Promptly supports running local language models through Ollama, including Llama, Mistral, and other open-source models. This guide will walk you through setting up Ollama and configuring models to use with Promptly.

What is Ollama?

Ollama is an open-source tool that lets you run large language models locally on your Mac. It provides a simple way to download, manage, and use various open-source AI models without sending your data to external services.
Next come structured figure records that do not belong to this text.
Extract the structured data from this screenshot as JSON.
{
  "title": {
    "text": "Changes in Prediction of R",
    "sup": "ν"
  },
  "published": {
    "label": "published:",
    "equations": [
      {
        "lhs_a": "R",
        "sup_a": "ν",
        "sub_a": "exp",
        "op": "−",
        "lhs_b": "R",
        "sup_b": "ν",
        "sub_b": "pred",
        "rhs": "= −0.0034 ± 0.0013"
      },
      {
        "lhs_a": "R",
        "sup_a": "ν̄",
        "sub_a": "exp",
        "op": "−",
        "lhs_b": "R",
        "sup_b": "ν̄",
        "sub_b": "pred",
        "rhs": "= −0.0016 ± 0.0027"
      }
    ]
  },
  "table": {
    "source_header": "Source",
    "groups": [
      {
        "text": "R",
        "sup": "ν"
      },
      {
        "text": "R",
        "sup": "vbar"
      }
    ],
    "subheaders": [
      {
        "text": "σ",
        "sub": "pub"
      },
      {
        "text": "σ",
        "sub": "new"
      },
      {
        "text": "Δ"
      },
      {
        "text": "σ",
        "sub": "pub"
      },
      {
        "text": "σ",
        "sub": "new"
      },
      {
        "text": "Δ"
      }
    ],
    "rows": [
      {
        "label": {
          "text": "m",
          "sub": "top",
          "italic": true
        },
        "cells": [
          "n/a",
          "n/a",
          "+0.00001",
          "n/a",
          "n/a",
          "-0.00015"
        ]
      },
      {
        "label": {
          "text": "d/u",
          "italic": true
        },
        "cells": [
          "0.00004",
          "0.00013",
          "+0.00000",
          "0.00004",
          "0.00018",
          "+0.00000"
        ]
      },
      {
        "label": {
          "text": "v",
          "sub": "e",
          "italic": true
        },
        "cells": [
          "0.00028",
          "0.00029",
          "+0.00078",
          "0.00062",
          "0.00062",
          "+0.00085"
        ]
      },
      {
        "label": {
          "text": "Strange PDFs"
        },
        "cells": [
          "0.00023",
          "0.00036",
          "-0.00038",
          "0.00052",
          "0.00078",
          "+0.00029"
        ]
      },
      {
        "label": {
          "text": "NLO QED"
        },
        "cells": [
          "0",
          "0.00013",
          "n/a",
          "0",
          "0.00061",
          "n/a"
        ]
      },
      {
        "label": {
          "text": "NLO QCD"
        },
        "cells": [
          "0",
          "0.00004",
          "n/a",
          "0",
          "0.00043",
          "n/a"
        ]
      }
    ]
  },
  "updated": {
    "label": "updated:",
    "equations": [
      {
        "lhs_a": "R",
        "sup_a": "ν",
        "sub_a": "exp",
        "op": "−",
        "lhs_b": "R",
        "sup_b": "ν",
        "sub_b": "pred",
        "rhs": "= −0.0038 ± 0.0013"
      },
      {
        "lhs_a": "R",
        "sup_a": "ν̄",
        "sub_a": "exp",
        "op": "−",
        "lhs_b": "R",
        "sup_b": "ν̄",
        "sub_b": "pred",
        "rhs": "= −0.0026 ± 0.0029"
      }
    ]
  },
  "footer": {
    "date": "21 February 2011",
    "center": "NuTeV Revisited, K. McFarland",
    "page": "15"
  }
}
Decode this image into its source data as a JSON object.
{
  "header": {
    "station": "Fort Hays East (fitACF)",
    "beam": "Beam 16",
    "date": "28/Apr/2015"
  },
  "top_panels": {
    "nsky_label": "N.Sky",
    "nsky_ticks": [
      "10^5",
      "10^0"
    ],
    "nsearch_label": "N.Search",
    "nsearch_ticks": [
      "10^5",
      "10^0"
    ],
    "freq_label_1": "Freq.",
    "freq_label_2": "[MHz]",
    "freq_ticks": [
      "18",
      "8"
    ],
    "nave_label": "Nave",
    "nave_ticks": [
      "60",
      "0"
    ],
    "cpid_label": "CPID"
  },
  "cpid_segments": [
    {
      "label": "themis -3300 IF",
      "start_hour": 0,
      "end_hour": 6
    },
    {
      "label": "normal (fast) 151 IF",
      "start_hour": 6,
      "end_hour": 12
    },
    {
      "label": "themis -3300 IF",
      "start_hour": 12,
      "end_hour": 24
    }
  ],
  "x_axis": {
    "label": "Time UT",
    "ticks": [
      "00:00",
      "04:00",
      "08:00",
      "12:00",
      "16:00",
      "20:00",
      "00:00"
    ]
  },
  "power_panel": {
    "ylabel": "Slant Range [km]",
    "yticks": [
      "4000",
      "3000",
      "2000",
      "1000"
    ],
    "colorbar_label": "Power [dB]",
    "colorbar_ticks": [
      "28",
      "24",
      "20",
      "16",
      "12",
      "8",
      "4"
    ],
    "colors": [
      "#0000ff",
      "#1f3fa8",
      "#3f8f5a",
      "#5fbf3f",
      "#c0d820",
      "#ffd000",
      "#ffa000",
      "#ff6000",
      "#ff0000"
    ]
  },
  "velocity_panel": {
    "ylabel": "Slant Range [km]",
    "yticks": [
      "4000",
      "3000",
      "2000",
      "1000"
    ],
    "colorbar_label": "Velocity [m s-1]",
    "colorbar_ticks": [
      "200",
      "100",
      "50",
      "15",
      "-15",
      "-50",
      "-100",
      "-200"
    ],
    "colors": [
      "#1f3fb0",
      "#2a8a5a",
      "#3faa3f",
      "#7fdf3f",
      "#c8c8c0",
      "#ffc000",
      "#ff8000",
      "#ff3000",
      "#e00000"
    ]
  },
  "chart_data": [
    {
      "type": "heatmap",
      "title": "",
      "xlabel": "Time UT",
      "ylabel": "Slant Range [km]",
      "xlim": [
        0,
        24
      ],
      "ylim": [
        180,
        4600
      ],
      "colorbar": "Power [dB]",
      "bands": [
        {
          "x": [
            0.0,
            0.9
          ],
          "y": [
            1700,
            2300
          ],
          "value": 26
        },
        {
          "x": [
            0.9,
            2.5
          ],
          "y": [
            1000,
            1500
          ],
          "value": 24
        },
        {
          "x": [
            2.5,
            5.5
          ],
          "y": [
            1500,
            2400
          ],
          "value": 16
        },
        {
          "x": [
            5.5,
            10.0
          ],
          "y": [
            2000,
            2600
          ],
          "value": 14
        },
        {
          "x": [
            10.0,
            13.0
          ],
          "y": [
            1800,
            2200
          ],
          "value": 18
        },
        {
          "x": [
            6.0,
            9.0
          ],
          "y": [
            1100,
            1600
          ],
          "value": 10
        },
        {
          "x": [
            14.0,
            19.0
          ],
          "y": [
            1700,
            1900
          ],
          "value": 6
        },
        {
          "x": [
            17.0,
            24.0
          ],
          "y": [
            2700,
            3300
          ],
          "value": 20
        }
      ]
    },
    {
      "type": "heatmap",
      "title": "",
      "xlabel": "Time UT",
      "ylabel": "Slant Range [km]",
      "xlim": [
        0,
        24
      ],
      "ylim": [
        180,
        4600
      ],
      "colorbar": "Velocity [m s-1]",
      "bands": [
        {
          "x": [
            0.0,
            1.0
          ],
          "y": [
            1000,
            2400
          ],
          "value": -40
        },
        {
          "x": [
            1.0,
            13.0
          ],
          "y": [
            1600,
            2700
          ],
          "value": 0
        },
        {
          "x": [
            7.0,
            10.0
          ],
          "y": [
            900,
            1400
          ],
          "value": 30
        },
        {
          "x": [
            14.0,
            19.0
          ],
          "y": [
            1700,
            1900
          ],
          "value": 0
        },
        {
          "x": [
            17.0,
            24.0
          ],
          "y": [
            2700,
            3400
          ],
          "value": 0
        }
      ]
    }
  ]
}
Benefits of using local models with Ollama include:

Privacy: Your data stays on your device
No API costs: Free to use as much as you want
No internet required: Works offline
Low latency: Responses can be faster than cloud services

Installing Ollama

Visit the Ollama website
Download the macOS installer
Open the downloaded file and follow the installation instructions
Once installed, Ollama will run in the background with a menu bar icon

Pulling Your First Model

Before you can use a model in Promptly, you need to download ("pull") it using Ollama:

Using the Ollama App

Click the Ollama icon in your menu bar
Select "Pull Model" from the menu
Choose a model from the list or enter a specific model name
Wait for the download to complete (this may take several minutes depending on the model size)

Using Terminal

You can also pull models using the Terminal:

# Pull the Mistral 7B model
ollama pull mistral

# Pull Llama 3 8B
ollama pull llama3

# Pull a specific model version
ollama pull codellama:7b

Popular models to start with:

mistral - Balanced performance and size (7B parameters)
llama3 - Meta's Llama 3 model (8B parameters)
gemma:2b - Google's smaller Gemma model
codellama - Specialized for coding tasks

Adding Ollama Models to Promptly

Once you've pulled a model with Ollama, add it to Promptly:

Open Promptly's Preferences (⌘,)
Navigate to the Models tab
Find the Ollama group (or create it if it doesn't exist)
Click the "+" button
Enter the model details:
- Display Name: A user-friendly name (e.g., "Mistral 7B")
- API Name: Must be prefixed with "ollama:" followed by the model name (e.g., "ollama:mistral")
Click "Add" to save the model

Hardware Considerations

Local models require significant system resources:

Memory: Models can use 4GB-32GB RAM depending on their size
Storage: Model files range from 2GB to 20GB
CPU/GPU: Models run faster with Apple Silicon Macs or Macs with dedicated GPUs

For the best experience:

Start with smaller models (7B or less) on machines with limited resources
Ensure you have at least 8GB of RAM, preferably 16GB+
Apple Silicon Macs (M1/M2/M3) provide significantly better performance

Troubleshooting

If you're having issues with Ollama models:

Ensure Ollama is running: Check for the Ollama icon in your menu bar
Verify model is pulled: Open Terminal and run ollama list to see available models
Check API name: The API name in Promptly must exactly match the model name in Ollama, prefixed with "ollama:"
Restart Ollama: Sometimes restarting the Ollama service can resolve connection issues
Check system resources: If your Mac is low on memory, models may fail to load

Advanced: Customizing Models

Ollama supports creating custom model configurations using Modelfiles:

# Example Modelfile for a custom Mistral configuration
FROM mistral

# Set different parameters
PARAMETER temperature 0.7
PARAMETER top_p 0.9

# Add a custom system message
SYSTEM You are a helpful AI assistant specialized in explaining complex topics simply.

Save this to a file named "Modelfile" and create your custom model:

ollama create mycustom -f ./Modelfile

Then add it to Promptly with the API name "ollama:mycustom".